Predicting California Economy

Are we going up, down, or sideways?  Grab your crystal ball!

UCLA’s Anderson Forecast has just released a report that the California economy is on a two-track recovery.  San Diego and the coastal regions are pulling out of the recession ahead of the rest of the State.

Apparently the State’s economy is already getting better, the jobless rate averaged 12.6% in the first quarter.  Not good numbers, but UCLA’s crystal ball says that it hit it’s peak and will decline to the 10% mark until it dwindles in 2011.

Job growth is going to be the biggest factor, information technology, tourism, wholesale and retail trade, and health care and education all saw growth in the last year.  Education?  I didn’t realize that.  Thought they were cutting jobs, but happy to hear that is not the case.

Hopefully things are looking up.  Only a month or so ago I had a couple in my car from out of town.  The husband had just graduated from Brigham Young with a Masters in accounting and had taken the very first position he applied for at Sempra Energy, it was his dream job in his dream city.  Now, I can’t say how much he is making, but it was not a shabby paycheck.

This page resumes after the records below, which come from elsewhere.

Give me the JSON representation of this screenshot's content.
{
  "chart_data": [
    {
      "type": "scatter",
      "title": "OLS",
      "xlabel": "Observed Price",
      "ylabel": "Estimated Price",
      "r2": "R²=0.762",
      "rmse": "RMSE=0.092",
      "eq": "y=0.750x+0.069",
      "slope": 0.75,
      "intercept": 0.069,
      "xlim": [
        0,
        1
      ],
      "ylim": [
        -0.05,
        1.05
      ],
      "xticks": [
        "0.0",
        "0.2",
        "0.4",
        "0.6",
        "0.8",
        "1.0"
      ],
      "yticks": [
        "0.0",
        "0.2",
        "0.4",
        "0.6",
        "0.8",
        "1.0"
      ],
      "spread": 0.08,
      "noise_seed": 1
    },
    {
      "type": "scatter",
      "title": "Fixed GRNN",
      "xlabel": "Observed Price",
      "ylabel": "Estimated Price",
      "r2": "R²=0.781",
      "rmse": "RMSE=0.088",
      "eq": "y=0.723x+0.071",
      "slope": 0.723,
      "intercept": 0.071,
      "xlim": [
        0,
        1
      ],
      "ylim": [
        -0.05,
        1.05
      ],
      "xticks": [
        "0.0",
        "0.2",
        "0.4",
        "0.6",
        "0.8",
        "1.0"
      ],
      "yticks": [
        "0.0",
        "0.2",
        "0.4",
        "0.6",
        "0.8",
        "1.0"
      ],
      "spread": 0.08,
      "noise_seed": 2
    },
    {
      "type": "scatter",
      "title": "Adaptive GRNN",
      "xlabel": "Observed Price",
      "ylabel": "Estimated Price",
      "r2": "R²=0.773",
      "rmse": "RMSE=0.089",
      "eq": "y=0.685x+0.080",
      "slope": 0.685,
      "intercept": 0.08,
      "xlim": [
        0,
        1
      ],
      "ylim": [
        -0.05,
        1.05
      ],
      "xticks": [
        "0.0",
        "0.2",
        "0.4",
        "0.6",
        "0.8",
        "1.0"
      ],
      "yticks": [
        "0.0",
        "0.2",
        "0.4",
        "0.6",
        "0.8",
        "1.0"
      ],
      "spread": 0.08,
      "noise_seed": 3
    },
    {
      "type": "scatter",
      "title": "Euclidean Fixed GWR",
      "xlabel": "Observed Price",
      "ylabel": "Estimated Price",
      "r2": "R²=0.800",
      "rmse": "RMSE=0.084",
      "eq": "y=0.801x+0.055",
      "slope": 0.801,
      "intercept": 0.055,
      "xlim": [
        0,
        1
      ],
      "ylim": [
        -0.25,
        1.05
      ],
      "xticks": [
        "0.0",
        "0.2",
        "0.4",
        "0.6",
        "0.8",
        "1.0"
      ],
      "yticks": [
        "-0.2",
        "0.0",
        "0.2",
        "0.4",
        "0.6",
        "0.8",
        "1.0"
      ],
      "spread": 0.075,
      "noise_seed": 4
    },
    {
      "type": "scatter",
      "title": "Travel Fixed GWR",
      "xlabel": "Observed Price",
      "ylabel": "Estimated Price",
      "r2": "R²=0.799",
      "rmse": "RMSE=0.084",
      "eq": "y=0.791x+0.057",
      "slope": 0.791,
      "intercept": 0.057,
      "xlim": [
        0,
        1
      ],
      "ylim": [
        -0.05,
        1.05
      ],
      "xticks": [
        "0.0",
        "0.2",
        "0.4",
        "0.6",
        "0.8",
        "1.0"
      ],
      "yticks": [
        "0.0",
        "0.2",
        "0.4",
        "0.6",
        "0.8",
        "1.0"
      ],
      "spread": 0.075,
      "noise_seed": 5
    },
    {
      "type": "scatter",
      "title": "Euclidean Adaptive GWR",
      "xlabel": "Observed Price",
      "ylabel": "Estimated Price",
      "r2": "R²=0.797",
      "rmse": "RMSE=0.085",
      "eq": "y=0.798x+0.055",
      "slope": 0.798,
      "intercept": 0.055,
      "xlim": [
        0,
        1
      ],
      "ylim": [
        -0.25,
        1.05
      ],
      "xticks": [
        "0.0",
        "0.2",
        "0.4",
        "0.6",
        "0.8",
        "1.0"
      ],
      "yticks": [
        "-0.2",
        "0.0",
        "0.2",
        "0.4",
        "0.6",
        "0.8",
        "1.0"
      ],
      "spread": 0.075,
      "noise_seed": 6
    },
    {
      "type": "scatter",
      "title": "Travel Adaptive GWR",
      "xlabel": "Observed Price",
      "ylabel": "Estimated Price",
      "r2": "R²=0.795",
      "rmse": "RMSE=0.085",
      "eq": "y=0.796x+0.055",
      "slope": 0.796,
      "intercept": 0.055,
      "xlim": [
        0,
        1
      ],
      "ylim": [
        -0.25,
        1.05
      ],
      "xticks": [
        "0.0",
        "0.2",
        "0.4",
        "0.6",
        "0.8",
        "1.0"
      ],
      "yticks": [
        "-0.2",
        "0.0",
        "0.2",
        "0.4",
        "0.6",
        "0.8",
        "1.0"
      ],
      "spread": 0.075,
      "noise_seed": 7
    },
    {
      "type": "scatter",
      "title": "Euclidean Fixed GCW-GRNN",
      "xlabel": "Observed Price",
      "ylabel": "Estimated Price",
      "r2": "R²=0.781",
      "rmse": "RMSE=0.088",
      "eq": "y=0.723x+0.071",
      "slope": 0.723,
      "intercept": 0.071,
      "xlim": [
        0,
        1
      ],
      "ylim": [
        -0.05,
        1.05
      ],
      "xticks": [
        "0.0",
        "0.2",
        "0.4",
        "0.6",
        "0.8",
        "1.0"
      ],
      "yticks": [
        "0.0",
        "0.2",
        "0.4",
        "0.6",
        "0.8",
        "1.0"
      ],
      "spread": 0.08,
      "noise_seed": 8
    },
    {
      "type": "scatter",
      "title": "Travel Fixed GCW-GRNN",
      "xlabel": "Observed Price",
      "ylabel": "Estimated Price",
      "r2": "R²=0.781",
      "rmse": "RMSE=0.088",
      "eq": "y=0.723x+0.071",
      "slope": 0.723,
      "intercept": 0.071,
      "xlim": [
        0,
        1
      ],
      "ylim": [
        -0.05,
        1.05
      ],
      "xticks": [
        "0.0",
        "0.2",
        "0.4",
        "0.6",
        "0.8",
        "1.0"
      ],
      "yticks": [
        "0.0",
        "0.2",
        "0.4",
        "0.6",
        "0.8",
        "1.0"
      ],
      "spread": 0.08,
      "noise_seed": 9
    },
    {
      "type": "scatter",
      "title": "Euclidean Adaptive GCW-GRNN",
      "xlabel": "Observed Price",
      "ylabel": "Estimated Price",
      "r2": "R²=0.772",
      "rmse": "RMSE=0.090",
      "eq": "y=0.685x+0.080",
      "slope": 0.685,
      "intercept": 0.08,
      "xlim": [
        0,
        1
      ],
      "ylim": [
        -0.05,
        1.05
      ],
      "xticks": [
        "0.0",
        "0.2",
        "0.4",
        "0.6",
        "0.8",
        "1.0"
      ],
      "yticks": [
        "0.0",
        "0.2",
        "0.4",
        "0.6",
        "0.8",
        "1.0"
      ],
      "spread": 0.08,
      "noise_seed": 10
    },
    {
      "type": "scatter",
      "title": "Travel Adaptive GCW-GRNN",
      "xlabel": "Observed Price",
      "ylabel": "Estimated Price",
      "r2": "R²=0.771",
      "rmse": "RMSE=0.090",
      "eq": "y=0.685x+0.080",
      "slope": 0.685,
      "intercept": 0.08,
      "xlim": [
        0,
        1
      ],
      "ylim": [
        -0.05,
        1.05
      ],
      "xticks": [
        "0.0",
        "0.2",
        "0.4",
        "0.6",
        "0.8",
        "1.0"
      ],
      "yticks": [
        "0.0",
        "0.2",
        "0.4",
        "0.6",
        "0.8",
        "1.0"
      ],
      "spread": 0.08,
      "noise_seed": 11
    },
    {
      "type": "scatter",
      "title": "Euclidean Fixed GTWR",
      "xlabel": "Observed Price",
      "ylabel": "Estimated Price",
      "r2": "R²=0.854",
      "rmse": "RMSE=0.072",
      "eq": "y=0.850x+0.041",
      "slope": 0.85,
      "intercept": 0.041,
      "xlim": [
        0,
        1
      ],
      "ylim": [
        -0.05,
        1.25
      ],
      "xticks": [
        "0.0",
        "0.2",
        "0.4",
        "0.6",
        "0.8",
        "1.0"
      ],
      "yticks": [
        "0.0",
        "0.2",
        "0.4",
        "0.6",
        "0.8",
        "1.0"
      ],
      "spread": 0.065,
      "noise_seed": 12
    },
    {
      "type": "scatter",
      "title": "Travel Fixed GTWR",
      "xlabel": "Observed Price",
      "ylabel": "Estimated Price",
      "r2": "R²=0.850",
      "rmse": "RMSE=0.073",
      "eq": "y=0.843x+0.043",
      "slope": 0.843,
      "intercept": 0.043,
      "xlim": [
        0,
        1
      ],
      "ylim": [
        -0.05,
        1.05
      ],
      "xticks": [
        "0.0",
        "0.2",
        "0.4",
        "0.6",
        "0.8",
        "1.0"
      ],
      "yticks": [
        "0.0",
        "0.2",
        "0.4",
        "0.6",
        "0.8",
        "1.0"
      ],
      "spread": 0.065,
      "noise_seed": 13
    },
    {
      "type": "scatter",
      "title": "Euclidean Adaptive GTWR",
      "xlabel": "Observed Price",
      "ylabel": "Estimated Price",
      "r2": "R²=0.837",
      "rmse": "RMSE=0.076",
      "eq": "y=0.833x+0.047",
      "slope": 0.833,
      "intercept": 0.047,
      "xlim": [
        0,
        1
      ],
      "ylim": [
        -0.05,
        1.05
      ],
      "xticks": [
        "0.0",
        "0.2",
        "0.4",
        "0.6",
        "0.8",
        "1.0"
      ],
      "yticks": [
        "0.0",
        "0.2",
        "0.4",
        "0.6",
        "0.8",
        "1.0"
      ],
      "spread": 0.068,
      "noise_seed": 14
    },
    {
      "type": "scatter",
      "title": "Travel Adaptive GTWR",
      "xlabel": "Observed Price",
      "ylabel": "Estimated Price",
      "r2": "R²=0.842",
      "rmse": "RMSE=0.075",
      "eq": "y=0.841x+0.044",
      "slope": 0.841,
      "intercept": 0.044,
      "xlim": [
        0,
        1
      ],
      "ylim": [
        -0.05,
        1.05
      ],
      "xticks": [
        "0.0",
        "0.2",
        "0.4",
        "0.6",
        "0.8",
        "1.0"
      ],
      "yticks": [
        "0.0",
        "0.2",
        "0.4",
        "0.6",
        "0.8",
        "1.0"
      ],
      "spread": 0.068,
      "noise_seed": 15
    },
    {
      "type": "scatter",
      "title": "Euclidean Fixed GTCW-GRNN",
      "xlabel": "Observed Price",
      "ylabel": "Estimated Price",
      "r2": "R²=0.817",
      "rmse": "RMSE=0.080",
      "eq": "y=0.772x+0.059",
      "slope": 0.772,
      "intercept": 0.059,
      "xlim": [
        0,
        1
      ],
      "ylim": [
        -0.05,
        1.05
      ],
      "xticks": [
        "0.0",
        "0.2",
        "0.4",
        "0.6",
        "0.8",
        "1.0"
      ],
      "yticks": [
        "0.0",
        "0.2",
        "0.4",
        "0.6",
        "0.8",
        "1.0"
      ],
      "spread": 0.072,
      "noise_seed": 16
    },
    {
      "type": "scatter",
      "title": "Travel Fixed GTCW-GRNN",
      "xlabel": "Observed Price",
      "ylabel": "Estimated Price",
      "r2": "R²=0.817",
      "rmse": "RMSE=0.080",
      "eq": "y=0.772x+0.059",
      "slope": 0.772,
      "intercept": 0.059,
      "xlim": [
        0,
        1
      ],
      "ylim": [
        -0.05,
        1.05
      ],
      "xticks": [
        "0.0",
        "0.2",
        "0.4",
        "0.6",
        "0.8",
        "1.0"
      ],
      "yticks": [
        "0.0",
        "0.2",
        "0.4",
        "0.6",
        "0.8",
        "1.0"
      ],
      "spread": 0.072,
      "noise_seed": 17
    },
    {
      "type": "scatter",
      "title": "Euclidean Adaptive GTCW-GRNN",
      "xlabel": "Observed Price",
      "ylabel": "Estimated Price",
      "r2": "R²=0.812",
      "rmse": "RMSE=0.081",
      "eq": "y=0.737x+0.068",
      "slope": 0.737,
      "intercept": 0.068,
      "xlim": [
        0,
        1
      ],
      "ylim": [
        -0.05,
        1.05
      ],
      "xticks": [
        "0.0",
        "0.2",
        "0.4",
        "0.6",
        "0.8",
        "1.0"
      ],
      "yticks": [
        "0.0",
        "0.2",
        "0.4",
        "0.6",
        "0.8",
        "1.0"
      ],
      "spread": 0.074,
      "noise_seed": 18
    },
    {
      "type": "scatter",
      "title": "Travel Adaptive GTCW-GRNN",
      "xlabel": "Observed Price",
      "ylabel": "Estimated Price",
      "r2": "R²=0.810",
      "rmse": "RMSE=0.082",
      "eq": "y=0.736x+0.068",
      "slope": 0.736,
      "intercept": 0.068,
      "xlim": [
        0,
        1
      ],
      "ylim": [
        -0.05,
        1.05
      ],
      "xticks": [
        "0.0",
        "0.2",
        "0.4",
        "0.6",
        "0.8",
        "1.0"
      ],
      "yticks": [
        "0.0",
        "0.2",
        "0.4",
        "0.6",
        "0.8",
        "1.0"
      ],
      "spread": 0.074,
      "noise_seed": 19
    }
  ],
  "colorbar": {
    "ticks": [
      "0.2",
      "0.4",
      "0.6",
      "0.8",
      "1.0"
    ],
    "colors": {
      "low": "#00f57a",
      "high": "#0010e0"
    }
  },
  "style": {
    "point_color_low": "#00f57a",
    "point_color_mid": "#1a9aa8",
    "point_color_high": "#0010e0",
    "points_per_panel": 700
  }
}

Goes to say, it is better out there than I thought it was.

Apparently this is not the first time the State of California has experienced a two0-track recovery, in the ealrly 90s Southern california lagged the rest of the State because of the aerospace industry, which was shutting factories and laying off workers.

In the post-dot-com downturn that started in 2001, high-tech centers in San Francisco and Silicon Valley were the last to recover.

This time they predict it will be Inland California.

In any case, keep your fingers crossed for their crystal ball, it’d be nice for everyone to have a few extra bucks in their bank account!